5. Geschäumter Gegenstand nach Anspruch 1, wobei der Chlorgehalt des chlorierten Vinylchloridharzes 68 bis 75 Gew.-% beträgt.
6. Geschäumter Gegenstand nach Anspruch 1, wobei das Expansionsverhältnis 5- bis 200-fach ist.
7. Geschäumter Gegenstand nach Anspruch 1, wobei der Phosphorsäureester ein Orthophosphorsäureester ist.
8. Geschäumter Gegenstand nach Anspruch 1, wobei der Phosphorsäureester nicht weniger als 7 Gew.-% Phosphor enthält.
9. Geschäumter Gegenstand nach Anspruch 1, wobei der Phosphorsäureester neben dem Phosphor ein Halogenatom enthält.
10. Geschäumter Gegenstand nach Anspruch 1, wobei der Phosphorsäureester Tris(chloroethyl)phosphat ist.
11. Geschäumter Gegenstand nach Anspruch 1, wobei Antimontrioxid enthalten ist.
12. Verfahren zur Herstellung eines ein anorganisches Material enthaltenden geschäumten Gegenstandes aus einem chlorierten Vinylchloridharz, welches die folgenden Stufen umfaßt
(1) Herstellen einer schäumbaren Zusammensetzung durch Kneten von 5 bis 1000 Gew.-Teilen eines anorganischen Materials, 0, 1 bis 100 Gew.-Teilen eines chemischen Treibmittels, 60 bis 1000 Gew.-Teilen eines Lösungsmittels und 5 bis 50 Gew.-Teilen eines Phosphorsäureesters bezogen auf 100 Gew.-Teile des chlorierten Vinylchloridharzes, zusammen mit dem chlorierten Vinylchloridharz,
(2) Füllen einer verschließbaren Form mit der resultierenden schäumbaren Zusammensetzung,
(3) Erwärmen der schäumbaren Zusammensetzung unter Druck in der Form, um ein geliertes chloriertes Vinylchloridharz zu erzeugen und das chemische Treibmittel zu zersetzen und
(4) Öffnen der Form bei einer zur Expansion der schäumbaren Zusammensetzung geeigneten Temperatur, um einen geschäumten Gegenstand zu erhalten.
13. Verfahren nach Anspruch 12, wobei das chlorierte Vinylchloridharz einen durchschnittlichen Polymerisationsgrad von 300 bis 5000 sowie einen Chlorgehalt von 57 bis 75 Gew.-% aufweist.

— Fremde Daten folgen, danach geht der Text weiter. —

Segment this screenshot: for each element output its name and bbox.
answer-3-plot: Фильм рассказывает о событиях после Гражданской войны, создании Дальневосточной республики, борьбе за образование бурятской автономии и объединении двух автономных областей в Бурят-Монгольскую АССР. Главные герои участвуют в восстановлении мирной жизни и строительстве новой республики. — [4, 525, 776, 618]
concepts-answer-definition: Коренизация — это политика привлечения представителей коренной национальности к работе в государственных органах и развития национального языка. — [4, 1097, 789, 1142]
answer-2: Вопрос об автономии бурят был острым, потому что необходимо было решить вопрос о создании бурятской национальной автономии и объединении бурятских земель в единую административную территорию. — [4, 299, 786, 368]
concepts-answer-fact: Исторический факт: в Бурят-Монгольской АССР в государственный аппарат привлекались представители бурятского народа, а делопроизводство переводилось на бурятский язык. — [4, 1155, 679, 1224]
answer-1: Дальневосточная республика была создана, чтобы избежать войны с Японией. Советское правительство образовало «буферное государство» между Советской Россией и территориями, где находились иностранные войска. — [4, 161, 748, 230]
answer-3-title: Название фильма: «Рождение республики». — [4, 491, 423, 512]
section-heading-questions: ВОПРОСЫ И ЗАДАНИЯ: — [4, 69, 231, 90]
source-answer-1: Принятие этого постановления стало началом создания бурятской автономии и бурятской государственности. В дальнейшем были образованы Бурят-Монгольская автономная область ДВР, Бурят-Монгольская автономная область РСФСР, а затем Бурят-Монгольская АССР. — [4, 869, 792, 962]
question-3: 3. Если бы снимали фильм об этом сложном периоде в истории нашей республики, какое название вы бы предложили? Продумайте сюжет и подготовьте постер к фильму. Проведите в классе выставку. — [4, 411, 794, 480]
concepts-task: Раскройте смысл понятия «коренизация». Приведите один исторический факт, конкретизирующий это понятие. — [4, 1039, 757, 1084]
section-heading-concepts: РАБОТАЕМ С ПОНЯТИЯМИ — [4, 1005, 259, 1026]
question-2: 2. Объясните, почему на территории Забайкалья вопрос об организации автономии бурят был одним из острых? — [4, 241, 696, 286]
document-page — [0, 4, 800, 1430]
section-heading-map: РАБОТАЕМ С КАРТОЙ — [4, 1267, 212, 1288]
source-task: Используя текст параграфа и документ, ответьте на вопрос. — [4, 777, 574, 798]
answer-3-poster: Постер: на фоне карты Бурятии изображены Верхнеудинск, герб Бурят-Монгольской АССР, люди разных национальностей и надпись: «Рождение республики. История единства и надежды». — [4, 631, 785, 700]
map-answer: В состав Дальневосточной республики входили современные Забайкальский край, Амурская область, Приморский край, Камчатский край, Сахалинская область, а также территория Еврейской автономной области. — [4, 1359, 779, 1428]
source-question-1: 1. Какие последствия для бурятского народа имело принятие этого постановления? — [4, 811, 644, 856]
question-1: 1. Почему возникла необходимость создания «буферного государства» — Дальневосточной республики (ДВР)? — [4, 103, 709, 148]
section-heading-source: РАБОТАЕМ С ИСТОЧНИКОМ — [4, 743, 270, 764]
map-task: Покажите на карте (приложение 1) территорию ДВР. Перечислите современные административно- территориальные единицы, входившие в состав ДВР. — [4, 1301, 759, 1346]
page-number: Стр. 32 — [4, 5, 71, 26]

14. Verfahren nach Anspruch 12, wobei die Menge des anorganischen Materials 80 bis 500 Gew.-Teile beträgt, bezogen auf 100 Gew.-Teile des chlorierten Vinylchloridharzes.
15. Verfahren nach Anspruch 12, wobei das Lösungsmittel zur Gelierung des chlorierten Vinylchloridharzes in der Lage ist.
16. Verfahren nach Anspruch 12, wobei die schäumbare Zusammensetzung einen Stabilisator enthält.